Zucker suggested Levin changed his story in retaliation.
In earlier testimony Wednesday, the Neulanders' daughter, Rebecca Neulander Rockoff, recounted for the jury two phone conversations she had with her mother shortly before the murder. One call ended only moments before the slaying, she said.
Rockoff, 31, lived in Philadelphia at the time, but now lives in Connecticut.
She testified that her mother invited two men into the family's Highgate Lane home while talking to Rockoff by phone on Nov. 1, 1994. Rockoff said her mother told her one of the visitors was the same man who had stopped by two weeks earlier to leave a package for the rabbi. Coincidentally, Rockoff and her mother were talking by phone during that visit, on Oct. 18, she said.
Carol Neulander told her daughter the man asked to use the bathroom during the first visit. When Carol Neulander called her daughter back that night, she said the envelope delivered by the man was empty, Rockoff testified.
On the night of her mother's murder, Rockoff said, they again were talking by phone when Carol Neulander said a visitor walking up the front steps was the "bathroom guy." Their conversation ended shortly afterward.
Rockoff's next contact with the family, she said, was a call from her father - he told her there had been an accident at the house.
Rockoff described her father's demeanor that night at the family home as "quiet, just very quiet, and hurting."
Earlier on Wednesday, the jury viewed color autopsy photos as Camden County Medical Examiner Robert Segal described in grim detail the injuries that killed Carol Neulander. Segal spoke in technical medical terms, describing how a blunt instrument tore and bruised the 52-year-old victim's head, broke her skull and injured her brain.
Segal said Carol Neulander suffered about a dozen blows, including a series of seven wounds that were "all parallel and all clustered," indicating the blows were delivered while she was on the floor and not moving.
During Segal's testimony, the rabbi sat leaning on the defense table, his mouth set in a hard line and turned down at the corners, his eyes glistening at times.
Also on Wednesday:
Jurors heard a tape of Fred Neulander, made the morning after his wife's murder, in which he told investigators he wasn't involved in any extramarital affairs. Former Philadelphia radio personality Elaine Soncini testified Tuesday about a two-year affair she had with the rabbi before the murder. Prosecutors allege Neulander had his wife killed so he could get out of his marriage and be with Soncini.

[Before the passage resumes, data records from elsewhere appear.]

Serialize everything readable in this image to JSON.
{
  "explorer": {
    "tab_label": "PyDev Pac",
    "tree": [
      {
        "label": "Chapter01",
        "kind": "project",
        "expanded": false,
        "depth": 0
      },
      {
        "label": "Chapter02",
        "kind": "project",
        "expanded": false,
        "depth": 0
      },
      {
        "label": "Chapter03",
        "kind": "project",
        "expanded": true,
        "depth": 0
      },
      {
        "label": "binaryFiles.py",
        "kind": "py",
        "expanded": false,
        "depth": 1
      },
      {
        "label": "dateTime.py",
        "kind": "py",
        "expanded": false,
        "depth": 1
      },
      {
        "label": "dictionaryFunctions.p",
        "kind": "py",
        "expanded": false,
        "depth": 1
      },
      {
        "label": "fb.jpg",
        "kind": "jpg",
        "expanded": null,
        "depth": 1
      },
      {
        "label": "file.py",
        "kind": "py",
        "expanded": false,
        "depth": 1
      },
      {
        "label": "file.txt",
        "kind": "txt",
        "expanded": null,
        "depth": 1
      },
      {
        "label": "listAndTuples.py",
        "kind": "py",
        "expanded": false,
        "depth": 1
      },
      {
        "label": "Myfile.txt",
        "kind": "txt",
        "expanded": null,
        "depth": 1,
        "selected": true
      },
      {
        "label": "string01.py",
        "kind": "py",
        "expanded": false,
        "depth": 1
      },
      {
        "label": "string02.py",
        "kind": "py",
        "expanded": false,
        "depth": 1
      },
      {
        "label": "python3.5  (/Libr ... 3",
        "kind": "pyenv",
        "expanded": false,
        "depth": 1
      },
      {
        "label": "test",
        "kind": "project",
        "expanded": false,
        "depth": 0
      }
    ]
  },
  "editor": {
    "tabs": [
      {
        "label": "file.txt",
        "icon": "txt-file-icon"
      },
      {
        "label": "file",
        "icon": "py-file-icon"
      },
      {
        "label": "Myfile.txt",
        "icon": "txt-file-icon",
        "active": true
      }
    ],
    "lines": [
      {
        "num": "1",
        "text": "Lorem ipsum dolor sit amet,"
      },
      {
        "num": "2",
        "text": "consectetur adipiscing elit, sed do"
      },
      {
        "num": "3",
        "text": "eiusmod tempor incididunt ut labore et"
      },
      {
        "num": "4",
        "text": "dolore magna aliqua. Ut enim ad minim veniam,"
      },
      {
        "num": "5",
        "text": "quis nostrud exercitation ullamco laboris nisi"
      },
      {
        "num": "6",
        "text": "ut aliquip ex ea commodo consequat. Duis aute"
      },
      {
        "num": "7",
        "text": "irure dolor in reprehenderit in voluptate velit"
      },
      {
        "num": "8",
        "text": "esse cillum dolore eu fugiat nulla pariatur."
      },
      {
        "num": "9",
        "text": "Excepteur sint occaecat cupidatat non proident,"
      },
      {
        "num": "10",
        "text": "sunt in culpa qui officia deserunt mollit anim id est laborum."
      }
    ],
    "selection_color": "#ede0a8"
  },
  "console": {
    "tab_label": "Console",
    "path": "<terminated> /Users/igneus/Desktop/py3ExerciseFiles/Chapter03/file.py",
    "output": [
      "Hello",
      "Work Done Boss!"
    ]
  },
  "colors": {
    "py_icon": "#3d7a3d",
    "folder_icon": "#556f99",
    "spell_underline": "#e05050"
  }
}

The panel heard testimony from Lt. Art Folks of the Camden County Prosecutor's Office, an investigator on the case. Five weeks after the murder, Folks said, Neulander again denied having any affairs, even after investigators asked him about Soncini.

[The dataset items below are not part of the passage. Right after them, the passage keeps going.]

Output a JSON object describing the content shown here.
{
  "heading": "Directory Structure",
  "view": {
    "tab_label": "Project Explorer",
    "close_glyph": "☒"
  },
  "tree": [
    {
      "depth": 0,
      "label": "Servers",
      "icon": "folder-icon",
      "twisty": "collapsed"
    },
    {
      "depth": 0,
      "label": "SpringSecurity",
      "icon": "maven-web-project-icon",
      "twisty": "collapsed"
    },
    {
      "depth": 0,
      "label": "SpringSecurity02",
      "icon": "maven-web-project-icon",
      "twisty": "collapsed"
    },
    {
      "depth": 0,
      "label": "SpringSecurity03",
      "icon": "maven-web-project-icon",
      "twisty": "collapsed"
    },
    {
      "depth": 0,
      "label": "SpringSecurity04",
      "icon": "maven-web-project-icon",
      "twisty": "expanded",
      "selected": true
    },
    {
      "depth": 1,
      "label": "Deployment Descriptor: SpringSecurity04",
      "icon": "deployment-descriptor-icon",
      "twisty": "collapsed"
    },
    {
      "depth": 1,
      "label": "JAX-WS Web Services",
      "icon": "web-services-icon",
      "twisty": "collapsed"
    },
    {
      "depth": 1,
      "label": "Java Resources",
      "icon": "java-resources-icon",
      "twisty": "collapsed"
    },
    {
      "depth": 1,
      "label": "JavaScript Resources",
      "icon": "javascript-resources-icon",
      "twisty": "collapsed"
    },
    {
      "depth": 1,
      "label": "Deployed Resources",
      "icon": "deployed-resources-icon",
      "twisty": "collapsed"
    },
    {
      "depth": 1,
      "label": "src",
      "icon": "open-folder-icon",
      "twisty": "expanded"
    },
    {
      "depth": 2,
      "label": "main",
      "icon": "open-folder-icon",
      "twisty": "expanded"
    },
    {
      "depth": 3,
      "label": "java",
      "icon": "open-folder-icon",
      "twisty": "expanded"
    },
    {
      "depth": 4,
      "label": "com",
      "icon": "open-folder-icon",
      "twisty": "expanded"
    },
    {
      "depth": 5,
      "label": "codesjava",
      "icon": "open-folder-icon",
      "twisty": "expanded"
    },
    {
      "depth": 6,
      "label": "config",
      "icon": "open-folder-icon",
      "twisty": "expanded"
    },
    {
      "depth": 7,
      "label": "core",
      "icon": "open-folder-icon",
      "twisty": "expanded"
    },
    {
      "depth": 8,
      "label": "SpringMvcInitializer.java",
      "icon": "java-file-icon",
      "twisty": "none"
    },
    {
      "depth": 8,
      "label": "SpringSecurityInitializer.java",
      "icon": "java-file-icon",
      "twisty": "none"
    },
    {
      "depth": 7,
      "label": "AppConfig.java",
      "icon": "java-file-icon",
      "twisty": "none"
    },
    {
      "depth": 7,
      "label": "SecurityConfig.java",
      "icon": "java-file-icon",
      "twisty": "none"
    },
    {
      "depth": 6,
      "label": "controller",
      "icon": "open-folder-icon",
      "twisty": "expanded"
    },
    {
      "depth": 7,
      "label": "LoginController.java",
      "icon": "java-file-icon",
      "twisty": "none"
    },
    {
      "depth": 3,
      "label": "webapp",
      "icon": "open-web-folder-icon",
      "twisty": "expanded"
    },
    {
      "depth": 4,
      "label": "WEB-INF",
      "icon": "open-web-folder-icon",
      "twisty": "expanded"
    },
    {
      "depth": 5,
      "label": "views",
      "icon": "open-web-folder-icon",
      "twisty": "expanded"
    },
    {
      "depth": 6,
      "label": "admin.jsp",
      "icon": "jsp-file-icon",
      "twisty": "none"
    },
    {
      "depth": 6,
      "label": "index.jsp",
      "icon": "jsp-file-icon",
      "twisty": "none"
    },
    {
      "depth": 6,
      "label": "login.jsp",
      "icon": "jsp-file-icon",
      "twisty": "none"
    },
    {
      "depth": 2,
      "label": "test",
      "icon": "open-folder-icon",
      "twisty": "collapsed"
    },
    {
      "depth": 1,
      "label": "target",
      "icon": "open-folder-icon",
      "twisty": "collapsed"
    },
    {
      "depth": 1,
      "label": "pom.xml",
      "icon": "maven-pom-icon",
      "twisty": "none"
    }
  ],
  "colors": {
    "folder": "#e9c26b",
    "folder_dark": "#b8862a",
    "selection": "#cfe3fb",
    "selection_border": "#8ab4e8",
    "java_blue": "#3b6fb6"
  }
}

Folks also testified that in the interview, Neulander told investigators he didn't know about a delivery to his house two weeks before the murder. Prosecutors say the deliveryman who used the bathroom that day is Leonard Jenoff, who claims the rabbi hired him to kill Carol Neulander. Jenoff and an associate, Paul Daniels, have confessed to the murder and await sentencing after they testify in the Neulander trial.
M'kor Shalom's cantor, Anita Hochman, testified she was leading choir practice the night of the murder when Fred Neulander interrupted the session. Unlike the rare occasions when he had entered a practice prior and waved silently to her, that night he entered the room and greeted the 40 or so people, she said. "He had never done it in that way before," Hochman said.
She also testified Neulander met with her in her office six to eight weeks after the murder and admitted having affairs with two congregants. He identified one as Robin Gross, Hochman testified, but did not name the second woman. The cantor testified she later learned from other sources the second woman was Soncini.